Lets say I've given a sum of matrices $$ \sum_{i\in[n]}A_i = A$$ where I know that all the $A_i$ are positive semidefinite.
Now given a single vector $v$, I'd like to know if I can make any statement in terms of the individual $A_i$ about the possible range of a scalar $t$ such that $$ t\cdot A - vv^T$$ is positive semidefinite. Ideally, this would break down to some evaluations of the $A_i$ considered as quadratic and / or linear forms.
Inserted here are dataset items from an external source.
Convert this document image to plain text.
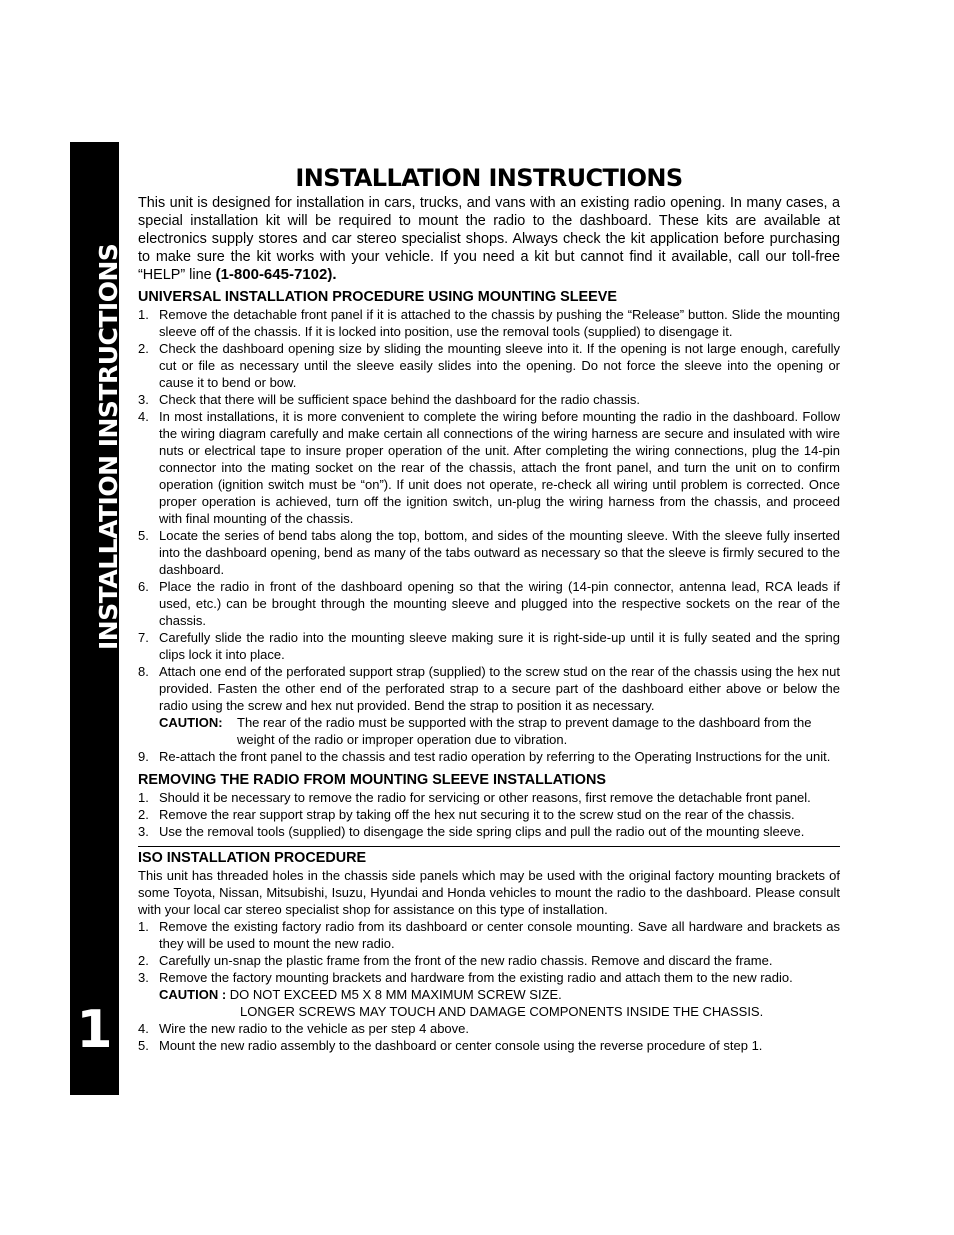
INSTALLATION INSTRUCTIONS
1
INSTALLATION INSTRUCTIONS

This unit is designed for installation in cars, trucks, and vans with an existing radio opening. In many cases, a special installation kit will be required to mount the radio to the dashboard. These kits are available at electronics supply stores and car stereo specialist shops. Always check the kit application before purchasing to make sure the kit works with your vehicle. If you need a kit but cannot find it available, call our toll-free “HELP” line (1-800-645-7102).

UNIVERSAL INSTALLATION PROCEDURE USING MOUNTING SLEEVE
1. Remove the detachable front panel if it is attached to the chassis by pushing the “Release” button. Slide the mounting sleeve off of the chassis. If it is locked into position, use the removal tools (supplied) to disengage it.
2. Check the dashboard opening size by sliding the mounting sleeve into it. If the opening is not large enough, carefully cut or file as necessary until the sleeve easily slides into the opening. Do not force the sleeve into the opening or cause it to bend or bow.
3. Check that there will be sufficient space behind the dashboard for the radio chassis.
4. In most installations, it is more convenient to complete the wiring before mounting the radio in the dashboard. Follow the wiring diagram carefully and make certain all connections of the wiring harness are secure and insulated with wire nuts or electrical tape to insure proper operation of the unit. After completing the wiring connections, plug the 14-pin connector into the mating socket on the rear of the chassis, attach the front panel, and turn the unit on to confirm operation (ignition switch must be “on”). If unit does not operate, re-check all wiring until problem is corrected. Once proper operation is achieved, turn off the ignition switch, un-plug the wiring harness from the chassis, and proceed with final mounting of the chassis.
5. Locate the series of bend tabs along the top, bottom, and sides of the mounting sleeve. With the sleeve fully inserted into the dashboard opening, bend as many of the tabs outward as necessary so that the sleeve is firmly secured to the dashboard.
6. Place the radio in front of the dashboard opening so that the wiring (14-pin connector, antenna lead, RCA leads if used, etc.) can be brought through the mounting sleeve and plugged into the respective sockets on the rear of the chassis.
7. Carefully slide the radio into the mounting sleeve making sure it is right-side-up until it is fully seated and the spring clips lock it into place.
8. Attach one end of the perforated support strap (supplied) to the screw stud on the rear of the chassis using the hex nut provided. Fasten the other end of the perforated strap to a secure part of the dashboard either above or below the radio using the screw and hex nut provided. Bend the strap to position it as necessary.
CAUTION:	The rear of the radio must be supported with the strap to prevent damage to the dashboard from the weight of the radio or improper operation due to vibration.
9. Re-attach the front panel to the chassis and test radio operation by referring to the Operating Instructions for the unit.
REMOVING THE RADIO FROM MOUNTING SLEEVE INSTALLATIONS
1. Should it be necessary to remove the radio for servicing or other reasons, first remove the detachable front panel.
2. Remove the rear support strap by taking off the hex nut securing it to the screw stud on the rear of the chassis.
3. Use the removal tools (supplied) to disengage the side spring clips and pull the radio out of the mounting sleeve.
ISO INSTALLATION PROCEDURE

This unit has threaded holes in the chassis side panels which may be used with the original factory mounting brackets of some Toyota, Nissan, Mitsubishi, Isuzu, Hyundai and Honda vehicles to mount the radio to the dashboard. Please consult with your local car stereo specialist shop for assistance on this type of installation.

1. Remove the existing factory radio from its dashboard or center console mounting. Save all hardware and brackets as they will be used to mount the new radio.
2. Carefully un-snap the plastic frame from the front of the new radio chassis. Remove and discard the frame.
3. Remove the factory mounting brackets and hardware from the existing radio and attach them to the new radio.
CAUTION : DO NOT EXCEED M5 X 8 MM MAXIMUM SCREW SIZE.
LONGER SCREWS MAY TOUCH AND DAMAGE COMPONENTS INSIDE THE CHASSIS.
4. Wire the new radio to the vehicle as per step 4 above.
5. Mount the new radio assembly to the dashboard or center console using the reverse procedure of step 1.
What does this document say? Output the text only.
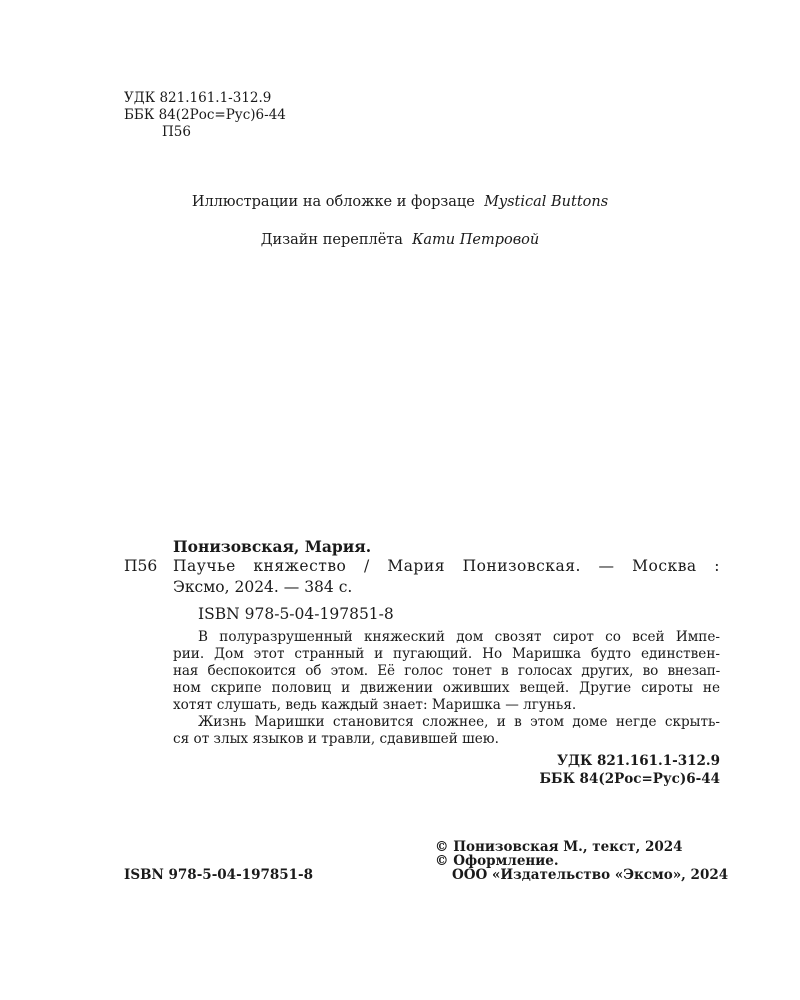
УДК 821.161.1-312.9
ББК 84(2Рос=Рус)6-44
П56
Иллюстрации на обложке и форзаце Mystical Buttons
Дизайн переплёта Кати Петровой
Понизовская, Мария.
П56 Паучье княжество / Мария Понизовская. — Москва :
Эксмо, 2024. — 384 с.
ISBN 978-5-04-197851-8
В полуразрушенный княжеский дом свозят сирот со всей Импе-
рии. Дом этот странный и пугающий. Но Маришка будто единствен-
ная беспокоится об этом. Её голос тонет в голосах других, во внезап-
ном скрипе половиц и движении оживших вещей. Другие сироты не
хотят слушать, ведь каждый знает: Маришка — лгунья.
Жизнь Маришки становится сложнее, и в этом доме негде скрыть-
ся от злых языков и травли, сдавившей шею.
УДК 821.161.1-312.9
ББК 84(2Рос=Рус)6-44
ISBN 978-5-04-197851-8
© Понизовская М., текст, 2024
© Оформление.
ООО «Издательство «Эксмо», 2024
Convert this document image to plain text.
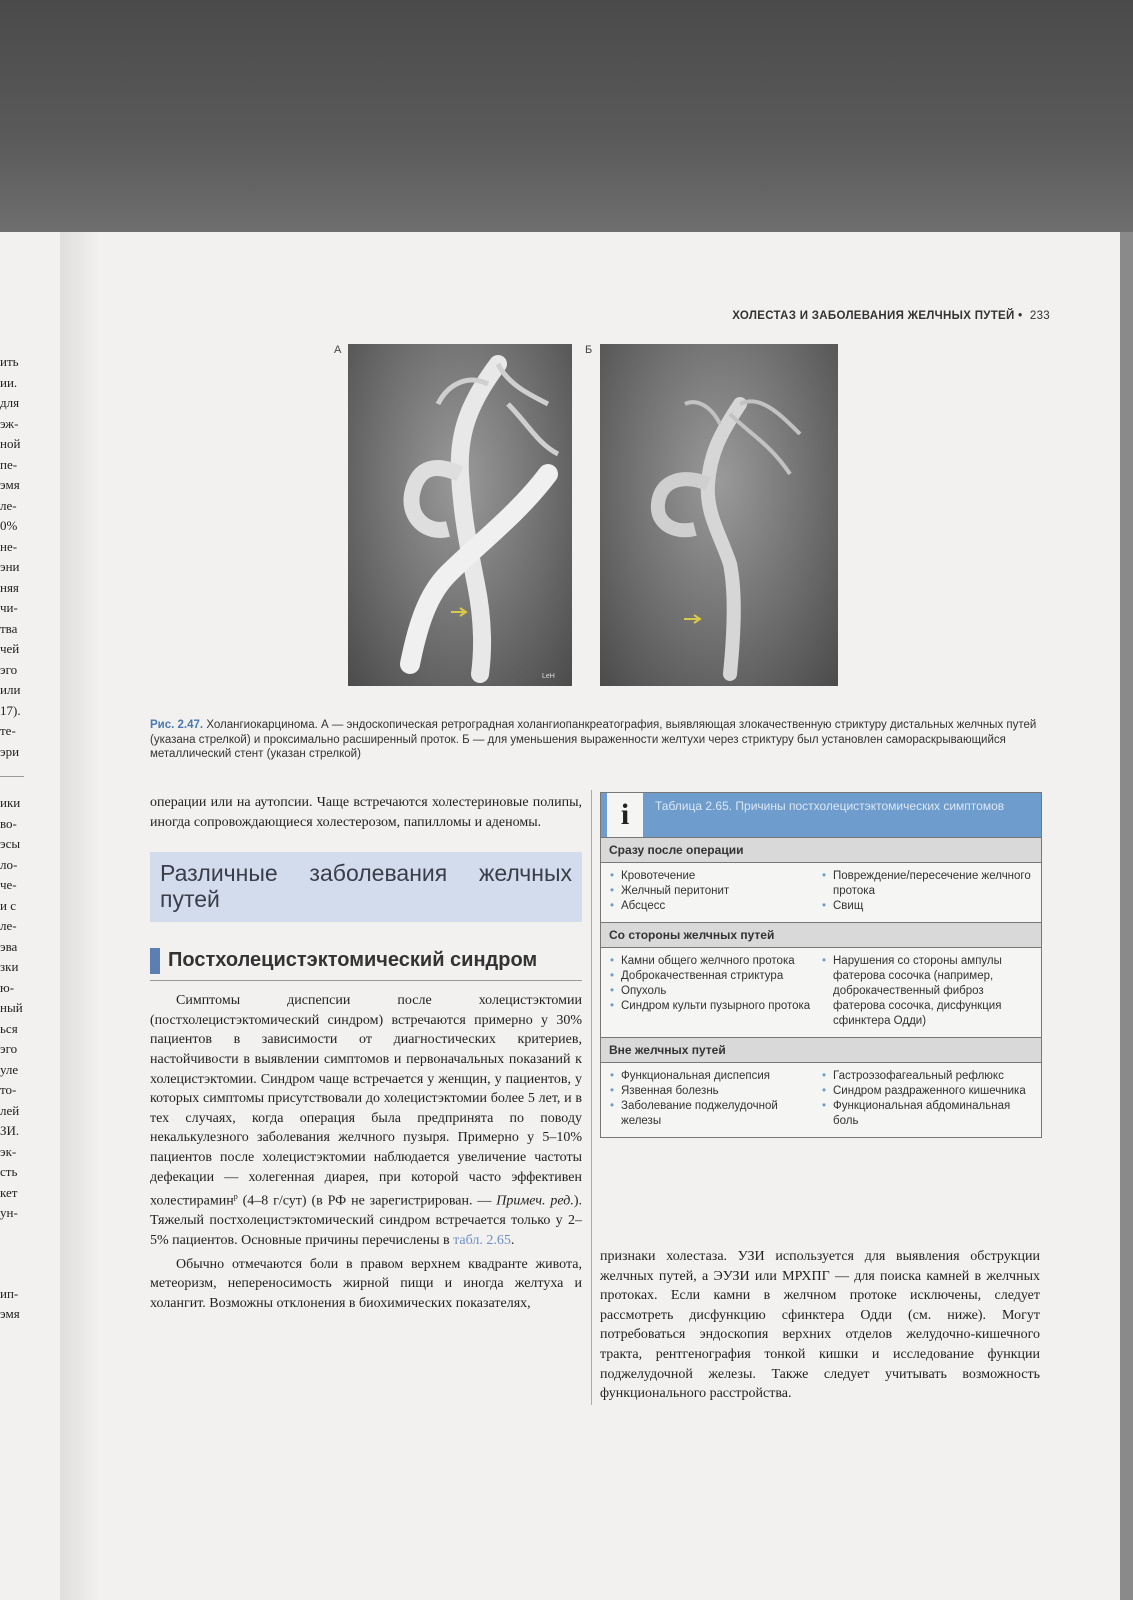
ить
ии.
для
эж-
ной
пе-
эмя
ле-
0%
не-
эни
няя
чи-
тва
чей
эго
или
17).
те-
эри
ики
во-
эсы
ло-
че-
и с
ле-
эва
зки
ю-
ный
ься
эго
уле
то-
лей
ЗИ.
эк-
сть
кет
ун-
ип-
эмя
ХОЛЕСТАЗ И ЗАБОЛЕВАНИЯ ЖЕЛЧНЫХ ПУТЕЙ • 233
А	Б
LeH
Рис. 2.47. Холангиокарцинома. А — эндоскопическая ретроградная холангиопанкреатография, выявляющая злокачественную стриктуру дистальных желчных путей (указана стрелкой) и проксимально расширенный проток. Б — для уменьшения выраженности желтухи через стриктуру был установлен самораскрывающийся металлический стент (указан стрелкой)

операции или на аутопсии. Чаще встречаются холестериновые полипы, иногда сопровождающиеся холестерозом, папилломы и аденомы.

Различные заболевания желчных путей
Постхолецистэктомический синдром

Симптомы диспепсии после холецистэктомии (постхолецистэктомический синдром) встречаются примерно у 30% пациентов в зависимости от диагностических критериев, настойчивости в выявлении симптомов и первоначальных показаний к холецистэктомии. Синдром чаще встречается у женщин, у пациентов, у которых симптомы присутствовали до холецистэктомии более 5 лет, и в тех случаях, когда операция была предпринята по поводу некалькулезного заболевания желчного пузыря. Примерно у 5–10% пациентов после холецистэктомии наблюдается увеличение частоты дефекации — холегенная диарея, при которой часто эффективен холестирамин$^р$ (4–8 г/сут) (в РФ не зарегистрирован. — Примеч. ред.). Тяжелый постхолецистэктомический синдром встречается только у 2–5% пациентов. Основные причины перечислены в табл. 2.65.

Обычно отмечаются боли в правом верхнем квадранте живота, метеоризм, непереносимость жирной пищи и иногда желтуха и холангит. Возможны отклонения в биохимических показателях,

i	Таблица 2.65. Причины постхолецистэктомических симптомов
Сразу после операции
• Кровотечение
• Желчный перитонит
• Абсцесс
• Повреждение/пересечение желчного протока
• Свищ
Со стороны желчных путей
• Камни общего желчного протока
• Доброкачественная стриктура
• Опухоль
• Синдром культи пузырного протока
• Нарушения со стороны ампулы фатерова сосочка (например, доброкачественный фиброз фатерова сосочка, дисфункция сфинктера Одди)
Вне желчных путей
• Функциональная диспепсия
• Язвенная болезнь
• Заболевание поджелудочной железы
• Гастроэзофагеальный рефлюкс
• Синдром раздраженного кишечника
• Функциональная абдоминальная боль

признаки холестаза. УЗИ используется для выявления обструкции желчных путей, а ЭУЗИ или МРХПГ — для поиска камней в желчных протоках. Если камни в желчном протоке исключены, следует рассмотреть дисфункцию сфинктера Одди (см. ниже). Могут потребоваться эндоскопия верхних отделов желудочно-кишечного тракта, рентгенография тонкой кишки и исследование функции поджелудочной железы. Также следует учитывать возможность функционального расстройства.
Let $M \geq 0$ mean that $M$ is positive semidefinite. Note that $$ tA - vv^T \geq 0 \iff\\ x^T(tA - vv^T)x \geq 0 \quad \forall x \iff\\ t(x^TAx) \geq (v^Tx)^2 \quad \forall x \iff\\ \frac{(x^TAx)}{(v^Tx)^2} \geq \frac 1t \quad \forall x $$
Now, for a matrix $A_i$, we can define $$ M_i = \max_{v^Tx \neq 0} \frac{(x^TA_ix)}{(v^Tx)^2} $$ Then $t$ can only be such that $tA - vv^T \geq 0$ if $$ \frac 1t \leq \sum_{i=1}^n M_i $$ note that this condition is necessary, but not sufficient. Now, define $$ m_i = \min_{v^Tx \neq 0} \frac{(x^TA_ix)}{(v^Tx)^2} $$ Then $t$ will be such a value if $$ \frac 1t \leq \sum_{i=1}^n m_i + \max_{i} (M_i - m_i) $$ Note that this condition is sufficient, but not necessary.